"Jet Man" Crosses English Channel Like a Human Rocket
Kate Ravilious in York, United Kingdom
for National Geographic News
|September 26, 2008|
Yves Rossy, aka Jet Man, zoomed into the record books Friday, flying across the English Channel strapped to a single jet-powered wing, with only a helmet and flight suit for protection.
The 22-mile (35-kilometer) France-to-England journey took 13 minutes.
Bad weather had twice postponed the event this week. But Friday—with clear blue skies and a nice tailwind—turned out to be an ideal flight day for the Swiss airline pilot.
Around 2 p.m., local time, Rossy leaped from a plane abound 8,200 feet (2,500 meters) above a beach near Calais. Within seconds he had opened his wing, fired up his four miniature jet turbines, and pointed his nose toward Britain.
Cruising at speeds of over 125 miles (200 kilometers) an hour, Rossy steered by just moving his head and back.
After a smooth crossing—followed by a few celebratory loops—Rossy opened his parachute system and floated down to a green field not far from the White Cliffs of Dover (see map).
"With that crossing I showed it is possible to fly a little bit like a bird. I am full of hope there will be many in the near future," Rossy said after landing, according to Britain's Guardian newspaper.
The full story of the flight will be broadcast Friday night at 8 p.m. ET/PT on the U.S. National Geographic Channel. (The Channel is partly owned by the National Geographic Society, which owns National Geographic News.)
Failure No Option
Failure was not an option, as the Channel is one of the world's busiest shipping lanes, and Rossy's jet wing is not designed for landing on water.
Speaking earlier this week, NASA aeronautical engineer Tom Benson said, "He will be wearing a fireproof flight suit [and] 120 pounds [54 kilograms] of wings, fuel, engines, and parachutes, so staying afloat for any length of time could be difficult."
Markus Zipperer, an engineer with the German company JetCat, which helped build the machine, said, "The biggest challenge for him is to get into a stable flying configuration once he has left the plane."
(Watch video of Rossy's debut flight over the Alps in May 2008.)
Fly Like a Bird
Like many other aviation enthusiasts before him, Rossy—also known as Fusion Man—wanted to find a way for people to get as close as possible to flying like birds.
He started working on the project about 15 years ago, building prototypes in his garage. He first created an inflatable wing that enabled him to glide, but Rossy was really after powered flight.
With the help of JetCat and Swiss firm ACT Composites, Rossy built a prototype and began improving upon his jet-wing design.
A few weeks ago he carried out his longest flight yet, covering 22 miles (35 kilometers) in 12 minutes, but Friday's scheduled event will be the first time he will try to cross a major body of water.
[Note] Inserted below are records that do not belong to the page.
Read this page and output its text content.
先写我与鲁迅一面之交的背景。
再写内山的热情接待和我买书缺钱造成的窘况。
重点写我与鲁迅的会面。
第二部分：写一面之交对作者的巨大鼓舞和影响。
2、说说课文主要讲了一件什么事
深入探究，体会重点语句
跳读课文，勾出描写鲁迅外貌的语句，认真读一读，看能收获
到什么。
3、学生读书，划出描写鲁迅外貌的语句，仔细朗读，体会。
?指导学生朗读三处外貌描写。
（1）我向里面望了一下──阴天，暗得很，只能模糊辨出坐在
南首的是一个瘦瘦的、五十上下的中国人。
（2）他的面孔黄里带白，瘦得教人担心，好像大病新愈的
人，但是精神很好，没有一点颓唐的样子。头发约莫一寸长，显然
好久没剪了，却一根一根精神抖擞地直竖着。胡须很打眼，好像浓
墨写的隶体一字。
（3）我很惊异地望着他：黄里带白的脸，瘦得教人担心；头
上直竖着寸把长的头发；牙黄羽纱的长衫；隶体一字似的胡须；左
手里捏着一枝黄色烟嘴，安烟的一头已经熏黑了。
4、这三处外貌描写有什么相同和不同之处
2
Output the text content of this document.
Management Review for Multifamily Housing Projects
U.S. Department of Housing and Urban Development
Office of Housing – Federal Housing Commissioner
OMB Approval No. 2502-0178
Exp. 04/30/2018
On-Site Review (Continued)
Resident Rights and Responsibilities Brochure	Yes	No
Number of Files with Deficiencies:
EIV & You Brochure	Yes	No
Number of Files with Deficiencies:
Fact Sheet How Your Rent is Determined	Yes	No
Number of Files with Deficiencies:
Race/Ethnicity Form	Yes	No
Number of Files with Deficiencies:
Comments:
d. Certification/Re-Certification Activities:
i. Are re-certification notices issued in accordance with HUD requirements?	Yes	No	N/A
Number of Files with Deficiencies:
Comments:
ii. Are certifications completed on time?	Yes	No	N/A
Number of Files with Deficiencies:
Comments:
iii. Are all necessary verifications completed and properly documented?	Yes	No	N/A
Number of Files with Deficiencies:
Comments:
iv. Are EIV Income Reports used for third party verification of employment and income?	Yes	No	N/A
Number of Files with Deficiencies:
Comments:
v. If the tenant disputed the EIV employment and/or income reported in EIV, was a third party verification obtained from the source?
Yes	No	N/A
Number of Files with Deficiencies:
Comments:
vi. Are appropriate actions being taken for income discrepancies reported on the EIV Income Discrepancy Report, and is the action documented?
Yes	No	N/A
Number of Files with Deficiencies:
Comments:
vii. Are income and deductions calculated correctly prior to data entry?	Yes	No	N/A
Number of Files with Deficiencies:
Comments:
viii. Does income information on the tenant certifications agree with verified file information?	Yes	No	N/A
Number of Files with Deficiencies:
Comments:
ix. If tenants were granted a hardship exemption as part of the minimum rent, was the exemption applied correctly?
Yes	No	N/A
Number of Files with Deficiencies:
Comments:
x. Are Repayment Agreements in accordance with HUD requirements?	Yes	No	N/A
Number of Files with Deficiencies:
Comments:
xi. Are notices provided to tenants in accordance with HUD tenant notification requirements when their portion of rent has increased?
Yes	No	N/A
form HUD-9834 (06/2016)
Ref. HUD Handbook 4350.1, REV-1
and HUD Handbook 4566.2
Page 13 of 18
The 49-year-old Swiss pilot will be following the route taken by French inventor Louis Blériot 99 years ago, when he became the first person to fly an airplane across the English Channel.
How the Jet Wing Is Made
In the version of the craft Rossy will use for the Channel crossing, the wing's jet engines are linked by digital processing equipment.
"If one engine fails, the digital signal ensures that its opposite pair is shut down in half a millisecond," JetCat's Zipperer said.
"Otherwise his wing would go into a flat spin."
At 5 inches (13 centimeters) across, Jet Man's turbines are much smaller than conventional jet engines, although the mini-turbines use the same type of fuel.
"We use very fast motors and have developed special parts to ensure that the jet fuel is vaporized and burned completely," Zipperer said.
The craft is constructed from three main materials: carbon fiber to provide a lightweight but strong wing, glass fiber to mold it into an aerodynamic shape, and Kevlar to protect Rossy, should an engine explode.
"The turbines run at a very high revolution per minute. If there was a fracture, there is a danger that metal parts would leave the engine and hit Rossy," Zipperer said.
"The Kevlar encases the engines and acts like a bulletproof vest."
In flight, Rossy uses his shoulders, head, and arms to steer the wing.
To land, he has to deploy a series of parachutes while at a height of at least 1,800 feet (550 meters).
The first parachute is a small one that reduces Jet Man's speed. The next is a large one that stops him from going forward and enables him and his wing to float safely to the ground. This dual parachute system prevents a sudden halt.
"On one of the previous prototypes, Rossy used only one parachute," Alain Ray of ACT Composites said. "Afterward he said, Never again."